English amateur golfer

Edith Constance Orr (19 September 1870 – 19 February 1955) was a Scottish amateur golfer. She won the Women's Amateur Championship at Gullane in 1897, beating her sister Theodora in the final.

== Golf career ==
In 1897, the Women's Amateur Championship was held in Scotland for the first time, at Gullane. There were 102 entries including 35 from Scotland.
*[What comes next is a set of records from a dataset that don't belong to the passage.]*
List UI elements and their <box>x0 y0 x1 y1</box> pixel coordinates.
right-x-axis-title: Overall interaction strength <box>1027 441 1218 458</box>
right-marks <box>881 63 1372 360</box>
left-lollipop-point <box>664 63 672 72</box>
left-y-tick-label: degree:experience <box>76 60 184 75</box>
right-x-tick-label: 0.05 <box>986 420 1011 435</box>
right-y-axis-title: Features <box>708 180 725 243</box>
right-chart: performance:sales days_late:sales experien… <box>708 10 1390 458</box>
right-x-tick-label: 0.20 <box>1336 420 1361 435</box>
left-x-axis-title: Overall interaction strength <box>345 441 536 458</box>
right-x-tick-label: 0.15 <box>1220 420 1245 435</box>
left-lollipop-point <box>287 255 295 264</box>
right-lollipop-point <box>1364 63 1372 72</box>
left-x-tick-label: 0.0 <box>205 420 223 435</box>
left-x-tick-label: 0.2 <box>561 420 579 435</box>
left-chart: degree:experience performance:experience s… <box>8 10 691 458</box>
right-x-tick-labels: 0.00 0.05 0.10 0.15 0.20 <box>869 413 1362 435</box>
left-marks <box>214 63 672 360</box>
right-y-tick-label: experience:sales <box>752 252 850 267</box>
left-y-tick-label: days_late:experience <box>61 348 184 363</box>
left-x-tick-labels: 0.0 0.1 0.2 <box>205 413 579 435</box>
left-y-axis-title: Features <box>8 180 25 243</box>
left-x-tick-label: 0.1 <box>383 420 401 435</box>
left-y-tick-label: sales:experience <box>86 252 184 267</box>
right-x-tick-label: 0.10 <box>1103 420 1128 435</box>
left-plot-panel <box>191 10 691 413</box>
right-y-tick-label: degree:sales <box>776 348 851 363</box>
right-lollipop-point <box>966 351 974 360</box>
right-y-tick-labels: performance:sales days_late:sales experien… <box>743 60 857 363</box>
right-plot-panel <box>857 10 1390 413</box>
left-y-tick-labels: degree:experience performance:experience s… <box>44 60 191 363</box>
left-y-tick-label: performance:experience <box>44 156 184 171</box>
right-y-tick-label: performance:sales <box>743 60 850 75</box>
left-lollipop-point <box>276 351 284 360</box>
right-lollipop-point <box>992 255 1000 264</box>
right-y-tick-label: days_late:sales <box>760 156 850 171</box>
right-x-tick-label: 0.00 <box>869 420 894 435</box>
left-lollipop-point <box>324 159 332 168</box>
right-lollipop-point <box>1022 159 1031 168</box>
Orr won her first two matches 9&7 and 8&7 and then had 3&2 win over Miss Phillips from Royal Eastbourne. In the fourth round she beat Mrs Murray 3&2 and then had a 9&7 win over Blanche Anderson in the quarter-finals. On the final day, Orr beat Maud Titterton by two holes in the semi-finals and then met her sister Theodora in the final, winning 4&3.

==Personal life==
Orr was born in September 1870 at 21 Woodside Terrace, Glasgow, the daughter of John Orr, a thread manufacturer, and his wife Frances Bethia Adam. John Orr died in February 1887. Frances Orr died in May 1913. Her older sister Theodora died suddenly in Edinburgh in October 1914. Edith Orr died, unmarried, in February 1955.